EXTENSIONS AND COMMENTARY: This drug was the first definition of the term, Beth state.
There is something of the Fournier Transform in any and all drug experiments. A psychedelic drug experience is a complex combination of many signals going all at the same time. Something like the sound of an oboe playing the notes of the A-major scale. There are events that occur in sequence, such as the initial A, followed by B, followed by C-sharp and on and on. That is the chronology of the experience, and it can be written down as a series of perceived phenomena. The notes of the scale. Black quarter notes, with flags at the tops of their staffs, going up the page of music.
But within each of these single events, during the sounding of the note "A," for example, there is a complex combination of harmonics being produced at the same time, including all components from the fundamental oscillation on up through all harmonics into the inaudible. This mixture defines the played instrument as being an oboe. Each component may be shared by many instruments, but the particular combination is the unique signature of the oboe.
This analogy applies precisely to the study of psychedelic drugs and their actions. Each drug has a chronology of effect, like the notes of the A-major scale. But there are many components of a drug's action, like the harmonics from the fundamental to the inaudible which, taken in concert, defines the drug. With musical instruments, these components can be shown as sine waves on an oscilloscope.

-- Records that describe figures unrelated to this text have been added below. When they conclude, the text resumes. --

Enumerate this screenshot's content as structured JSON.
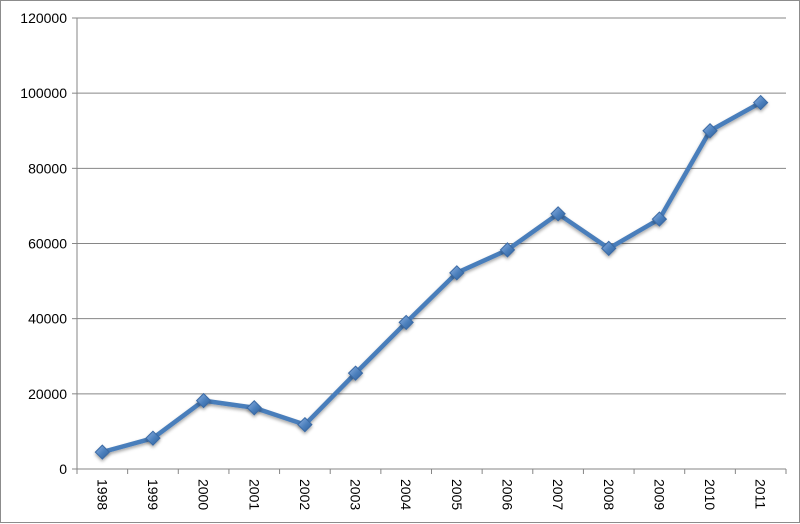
{
  "chart_data": {
    "type": "line",
    "title": "",
    "xlabel": "",
    "ylabel": "",
    "categories": [
      "1998",
      "1999",
      "2000",
      "2001",
      "2002",
      "2003",
      "2004",
      "2005",
      "2006",
      "2007",
      "2008",
      "2009",
      "2010",
      "2011"
    ],
    "series": [
      {
        "values": [
          4500,
          8200,
          18200,
          16300,
          11800,
          25500,
          39000,
          52200,
          58300,
          67900,
          58700,
          66500,
          90000,
          97500
        ],
        "color": "#4a7ebb",
        "marker": "diamond"
      }
    ],
    "ylim": [
      0,
      120000
    ],
    "yticks": [
      "0",
      "20000",
      "40000",
      "60000",
      "80000",
      "100000",
      "120000"
    ],
    "grid": true,
    "legend": "none"
  }
}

One component, 22%, was a sine wave at a frequency of 1205 cycles, and a phase angle of +55!. But in psychopharmacology? There is no psychic oscillo-scope. There are no easily defined and measured harmonics or phase angles. Certainly, any eventual definition of a drug will require some such dissection into components each of which makes some contribution to the complex whole. The mental process may some day be defined by a particular combination of these components. And one of them is this Beth state. It is a state of uncaring, of anhe-donia, and of emotionlessness.
Many drugs have a touch of this Beth state, ALEPH-7 more than most. If a sufficient alphabet of effects (I am using the Alephs, Beths, Gimels, and Daleths of the Hebrew as token starters only) were to be accumulated and defined, the actions of new materials might someday be more exactly documented. Could depression, euphoria, and disinhibition for example, all be eventually seen as being made up of their component parts, each contributing in some measured way to the sum, to the human experience? The psychologists of the world would be ecstatic. And drugs such as ALEPH-7 might be useful in helping to define one of these parts.